SE Ranking analyzed nearly 300,000 domains and found zero correlation between having an llms.txt file and getting cited by AI models. Google's John Mueller just explained why that result was inevitable.
On a recent episode of Search Off the Record, Mueller laid out the core problem with llms.txt as a discovery mechanism. His framing wasn't about spam or gaming. It was about a structural limitation that no amount of honest implementation can solve.
The Self-Reported Signal Trap
Mueller's argument is blunt. Every site's llms.txt says the same thing: pick me.
"It's basically you're telling these systems, like, I have the best website ever. And here are all of the pages that everyone must go to. And you must buy all of my products or whatever you put in there. So in LLM system, it basically, by design, can't trust what is here as a way of differentiating between different websites."
The phrase "by design" is doing heavy lifting. Mueller didn't clarify whether he meant architectural constraint (LLM retrieval pipelines structurally can't weight self-reported files) or signal degradation (self-reported claims lose value when everyone makes them). Both readings land in the same place for ops teams: llms.txt doesn't help an AI system choose your site over a competitor's. Your most accurate file and your competitor's most inflated one look the same to a model that has no external way to validate either.

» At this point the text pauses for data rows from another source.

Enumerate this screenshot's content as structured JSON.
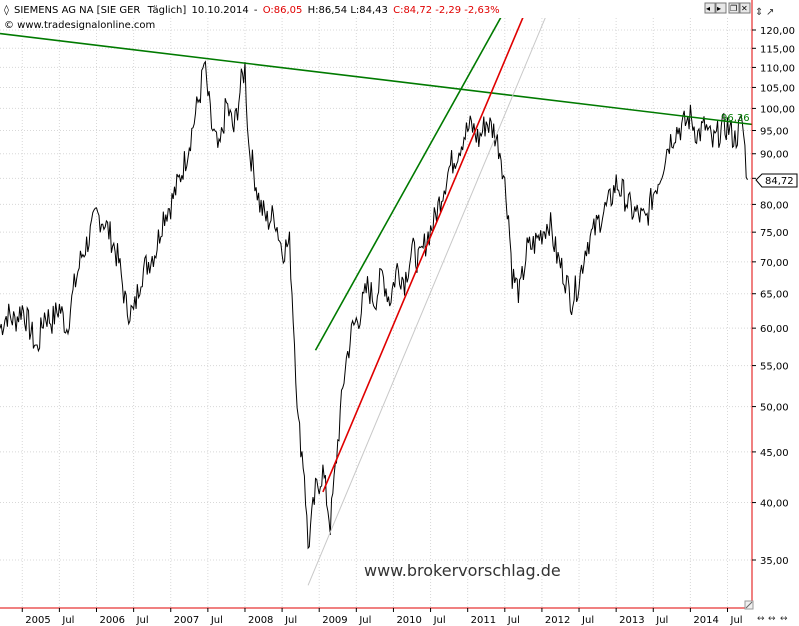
{
  "header": {
    "symbol": "SIEMENS AG NA [SIE GER",
    "interval": "Täglich]",
    "date": "10.10.2014",
    "separator": "-",
    "ohlc_open": "O:86,05",
    "ohlc_high": "H:86,54",
    "ohlc_low": "L:84,43",
    "ohlc_close": "C:84,72 -2,29 -2,63%",
    "copyright": "© www.tradesignalonline.com"
  },
  "window_buttons": {
    "left_arrow": "◂",
    "right_arrow": "▸",
    "restore": "❐",
    "close": "✕"
  },
  "price_axis": {
    "scale": "log",
    "ticks": [
      120,
      115,
      110,
      105,
      100,
      95,
      90,
      85,
      80,
      75,
      70,
      65,
      60,
      55,
      50,
      45,
      40,
      35
    ],
    "tick_labels": [
      "120,00",
      "115,00",
      "110,00",
      "105,00",
      "100,00",
      "95,00",
      "90,00",
      "85,00",
      "80,00",
      "75,00",
      "70,00",
      "65,00",
      "60,00",
      "55,00",
      "50,00",
      "45,00",
      "40,00",
      "35,00"
    ],
    "current_price_label": "84,72",
    "trendline_price_label": "96,36"
  },
  "time_axis": {
    "labels": [
      {
        "text": "2005",
        "t": 2005.0
      },
      {
        "text": "Jul",
        "t": 2005.5
      },
      {
        "text": "2006",
        "t": 2006.0
      },
      {
        "text": "Jul",
        "t": 2006.5
      },
      {
        "text": "2007",
        "t": 2007.0
      },
      {
        "text": "Jul",
        "t": 2007.5
      },
      {
        "text": "2008",
        "t": 2008.0
      },
      {
        "text": "Jul",
        "t": 2008.5
      },
      {
        "text": "2009",
        "t": 2009.0
      },
      {
        "text": "Jul",
        "t": 2009.5
      },
      {
        "text": "2010",
        "t": 2010.0
      },
      {
        "text": "Jul",
        "t": 2010.5
      },
      {
        "text": "2011",
        "t": 2011.0
      },
      {
        "text": "Jul",
        "t": 2011.5
      },
      {
        "text": "2012",
        "t": 2012.0
      },
      {
        "text": "Jul",
        "t": 2012.5
      },
      {
        "text": "2013",
        "t": 2013.0
      },
      {
        "text": "Jul",
        "t": 2013.5
      },
      {
        "text": "2014",
        "t": 2014.0
      },
      {
        "text": "Jul",
        "t": 2014.5
      }
    ]
  },
  "watermark": "www.brokervorschlag.de",
  "colors": {
    "price": "#000000",
    "green_line": "#007a00",
    "red_line": "#e00000",
    "gray_line": "#c8c8c8",
    "grid": "#d8d8d8",
    "axis_border": "#e00000"
  },
  "chart_data": {
    "type": "line",
    "title": "",
    "xlabel": "",
    "ylabel": "",
    "y_scale": "log",
    "ylim": [
      32,
      126
    ],
    "xlim": [
      2004.7,
      2014.83
    ],
    "grid": true,
    "series": [
      {
        "values_xy": [
          [
            2004.7,
            60
          ],
          [
            2004.8,
            62
          ],
          [
            2004.9,
            61
          ],
          [
            2005.0,
            63
          ],
          [
            2005.1,
            60
          ],
          [
            2005.2,
            57
          ],
          [
            2005.3,
            62
          ],
          [
            2005.4,
            61
          ],
          [
            2005.5,
            63
          ],
          [
            2005.6,
            60
          ],
          [
            2005.7,
            66
          ],
          [
            2005.8,
            71
          ],
          [
            2005.9,
            74
          ],
          [
            2006.0,
            78
          ],
          [
            2006.1,
            77
          ],
          [
            2006.2,
            74
          ],
          [
            2006.3,
            70
          ],
          [
            2006.4,
            63
          ],
          [
            2006.5,
            62
          ],
          [
            2006.6,
            68
          ],
          [
            2006.7,
            70
          ],
          [
            2006.8,
            72
          ],
          [
            2006.9,
            78
          ],
          [
            2007.0,
            80
          ],
          [
            2007.1,
            84
          ],
          [
            2007.2,
            89
          ],
          [
            2007.3,
            96
          ],
          [
            2007.4,
            104
          ],
          [
            2007.45,
            111
          ],
          [
            2007.55,
            96
          ],
          [
            2007.65,
            90
          ],
          [
            2007.75,
            101
          ],
          [
            2007.85,
            95
          ],
          [
            2007.95,
            106
          ],
          [
            2008.0,
            110
          ],
          [
            2008.05,
            92
          ],
          [
            2008.1,
            88
          ],
          [
            2008.2,
            80
          ],
          [
            2008.3,
            77
          ],
          [
            2008.4,
            78
          ],
          [
            2008.5,
            72
          ],
          [
            2008.6,
            73
          ],
          [
            2008.65,
            62
          ],
          [
            2008.72,
            48
          ],
          [
            2008.8,
            43
          ],
          [
            2008.85,
            36
          ],
          [
            2008.95,
            41
          ],
          [
            2009.05,
            43
          ],
          [
            2009.15,
            38
          ],
          [
            2009.25,
            46
          ],
          [
            2009.35,
            55
          ],
          [
            2009.45,
            60
          ],
          [
            2009.55,
            62
          ],
          [
            2009.65,
            66
          ],
          [
            2009.75,
            64
          ],
          [
            2009.85,
            68
          ],
          [
            2009.95,
            64
          ],
          [
            2010.05,
            69
          ],
          [
            2010.15,
            67
          ],
          [
            2010.25,
            72
          ],
          [
            2010.35,
            70
          ],
          [
            2010.45,
            74
          ],
          [
            2010.55,
            77
          ],
          [
            2010.65,
            82
          ],
          [
            2010.75,
            87
          ],
          [
            2010.85,
            90
          ],
          [
            2010.95,
            94
          ],
          [
            2011.05,
            96
          ],
          [
            2011.15,
            93
          ],
          [
            2011.25,
            97
          ],
          [
            2011.35,
            95
          ],
          [
            2011.45,
            90
          ],
          [
            2011.55,
            78
          ],
          [
            2011.6,
            68
          ],
          [
            2011.7,
            65
          ],
          [
            2011.8,
            72
          ],
          [
            2011.9,
            73
          ],
          [
            2012.0,
            75
          ],
          [
            2012.1,
            77
          ],
          [
            2012.2,
            71
          ],
          [
            2012.3,
            68
          ],
          [
            2012.4,
            64
          ],
          [
            2012.5,
            67
          ],
          [
            2012.6,
            73
          ],
          [
            2012.7,
            75
          ],
          [
            2012.8,
            78
          ],
          [
            2012.9,
            80
          ],
          [
            2013.0,
            84
          ],
          [
            2013.1,
            82
          ],
          [
            2013.2,
            79
          ],
          [
            2013.3,
            78
          ],
          [
            2013.4,
            77
          ],
          [
            2013.5,
            82
          ],
          [
            2013.6,
            86
          ],
          [
            2013.7,
            92
          ],
          [
            2013.8,
            95
          ],
          [
            2013.9,
            96
          ],
          [
            2014.0,
            98
          ],
          [
            2014.1,
            94
          ],
          [
            2014.2,
            96
          ],
          [
            2014.3,
            92
          ],
          [
            2014.4,
            95
          ],
          [
            2014.5,
            96
          ],
          [
            2014.6,
            93
          ],
          [
            2014.7,
            97
          ],
          [
            2014.77,
            84.72
          ]
        ]
      }
    ],
    "trendlines": [
      {
        "color": "green",
        "points": [
          [
            2004.7,
            119
          ],
          [
            2014.83,
            96.36
          ]
        ]
      },
      {
        "color": "green",
        "points": [
          [
            2008.95,
            57
          ],
          [
            2011.85,
            140
          ]
        ]
      },
      {
        "color": "red",
        "points": [
          [
            2009.05,
            41
          ],
          [
            2012.05,
            140
          ]
        ]
      },
      {
        "color": "gray",
        "points": [
          [
            2008.85,
            33
          ],
          [
            2012.35,
            140
          ]
        ]
      }
    ],
    "last_close": 84.72,
    "last_date": "10.10.2014"
  }
}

This is the meta keywords problem, recycled. Every site stuffed them. Search engines stopped using them. The parallel isn't perfect, but the signal dynamics are identical.
The Data Backs Mueller Up
Two independent datasets confirm the dead end. SE Ranking's analysis of roughly 300,000 domains found no link between llms.txt adoption and citation frequency in AI-generated answers. Removing the llms.txt variable actually improved their model's accuracy. Adoption sits at about 10% across those domains, so this isn't a case of insufficient sample size.
Ahrefs looked at it from the other direction. Among approximately 38,000 domains with valid llms.txt files, 97% received zero requests for the file in May 2026. Nobody's fetching these files. Not crawlers, not agents, not retrieval systems. The infrastructure to consume llms.txt at scale doesn't appear to exist in production.
That 97% number should kill any urgency around implementation as a priority initiative. If the file isn't being read, optimizing its contents is rework with no downstream signal.
Where llms.txt Might Actually Matter
Mueller didn't reject the file entirely. He carved out one use case: on-site navigation for agents that have already arrived.
"If someone is already on your website, maybe some kind of automated system is helpful."
His example was an agent trying to buy a photograph from a specific site. The agent needs to figure out how to complete a purchase. In that scenario, llms.txt functions like a store directory for someone who already walked through the door. The distinction matters: discovery (which site to visit) versus navigation (what to do once there). Mueller sees a narrow role for the second. Zero for the first.
That's a reasonable framing for ops teams evaluating the effort. If your site has complex transaction flows or deep content architectures that agents might need to traverse, a lightweight llms.txt could reduce friction. But it won't get you discovered. And standards for agentic navigation haven't settled; Mueller mentioned WebMCP alongside other formats still under discussion, estimating six months to a year before anything stabilizes.
What to Prioritize Instead
The consistent signal from both Mueller and the data: HTML pages, internal linking, schema markup, crawlable structure, and authoritative content remain the durable levers. These are the inputs AI retrieval systems demonstrably use today across different products and pipelines. Different AI systems use different crawlers, different indexes, different retrieval heuristics. The common denominator is well-structured, parseable, authoritative web content.
For marketing ops teams weighing where to spend cycles, the framework is straightforward. Treat llms.txt as a low-effort hygiene item if you want. Five minutes, a text file, done. But don't pull resources from information architecture, internal linking audits, or schema implementation to do it. Those investments transfer across channels and retrieval methods. llms.txt, right now, transfers across nothing.
The hypothesis worth testing isn't "will llms.txt get us cited more." The data already answered that. The better experiment: instrument your server logs to track agent requests to specific content types, then optimize the pages agents actually fetch. That's where the signal is. A file nobody reads can't tell you anything.